A voz da Maria irrompeu no meu tímpano em uma mistura manhosa e chata.

Acho que ela nunca usou uma voz tão aguda antes.

- Quantas vezes tenho que dizer que não sou a pessoa certa? - repeti pela milésima vez.

- Você é a pessoa ideal! - ela exclamou - é minha melhor amiga, sabe cuidar de mim, sabe se cuidar sozinha...

- Também sei que é melhor ficar em casa estudando. - respondi seca.

- Droga Gabi! Você tem que parar de ser anti-social! É só uma festa. - ela reclamou.

- Exatamente!

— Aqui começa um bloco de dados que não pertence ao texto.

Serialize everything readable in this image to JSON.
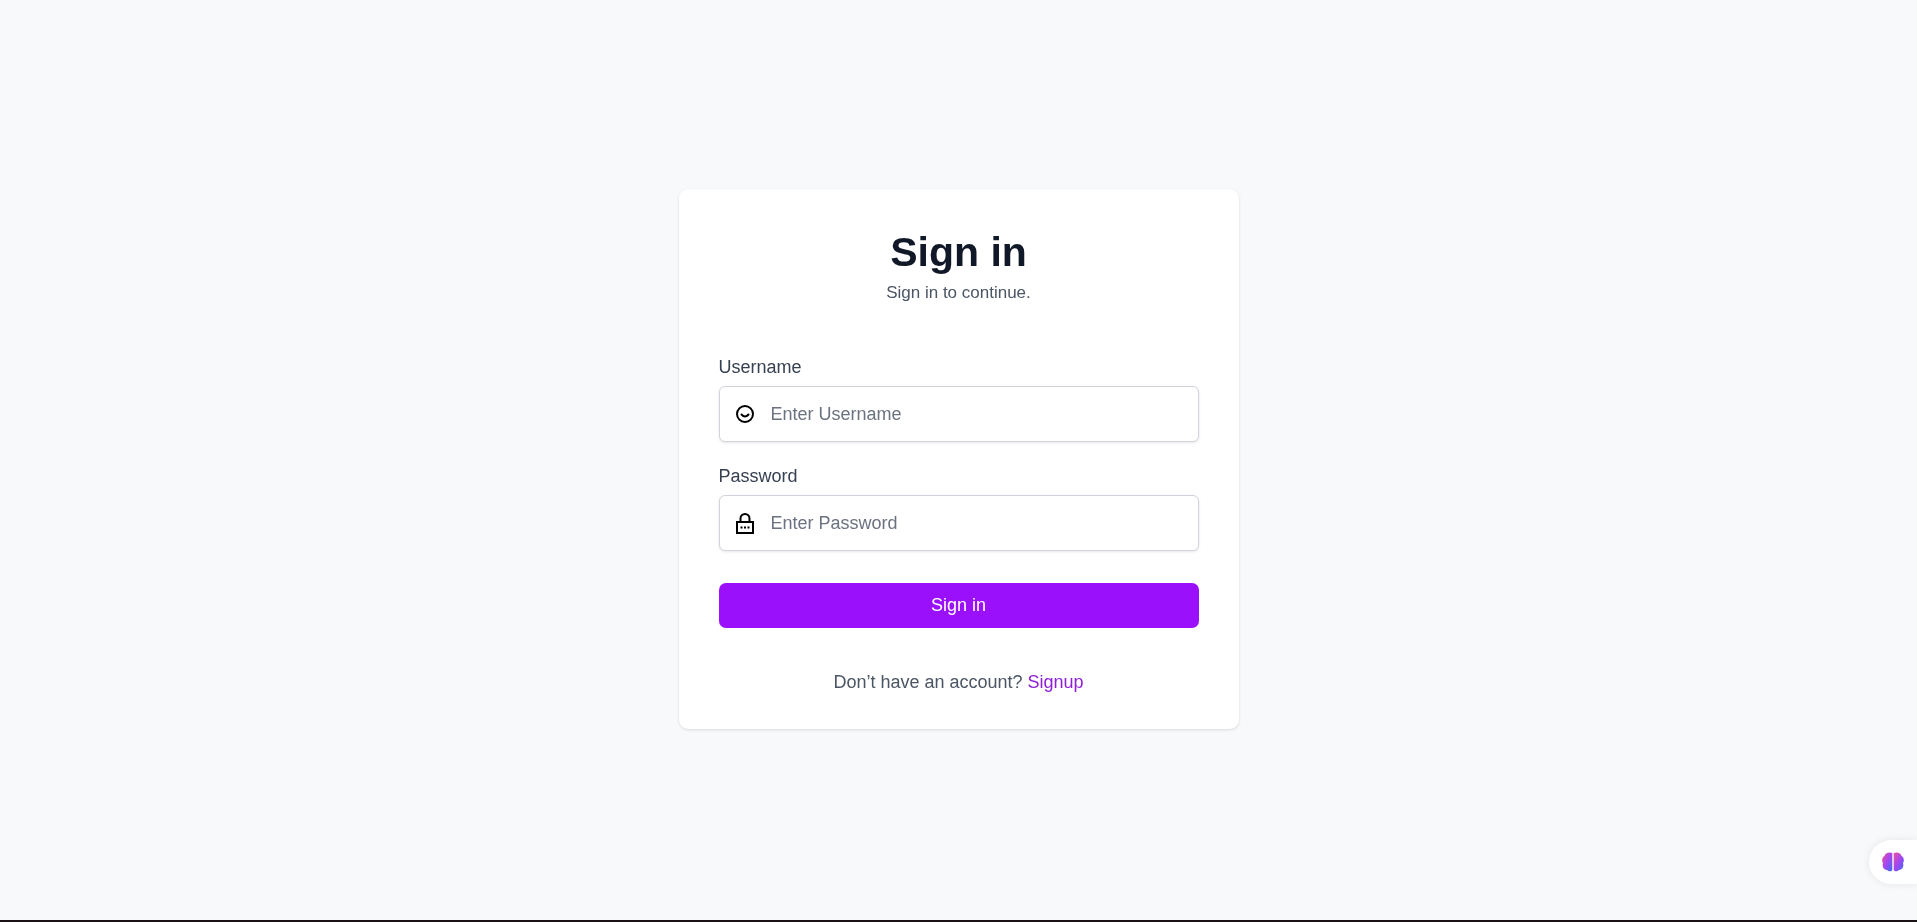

Uma festa. E eu com toda a certeza do mundo não sou o tipo de garota que vai a festas. - falei apertando o celular contra a orelha.

- Esse é o problema. Você nunca experimenta algo novo. Só sabe estudar, estudar e estudar! O enem é só daqui a dois anos e você já está na fila. - ela falou nitidamente sem paciência.

- O que o enem tem haver com isso?

- Só usei ele de exemplo. Estou querendo dizer que você se planeja demais. Será que não dá pra, uma única vez na vida, você ir à uma festa de sexta a noite, beber um pouco e ser uma adolescente normal?!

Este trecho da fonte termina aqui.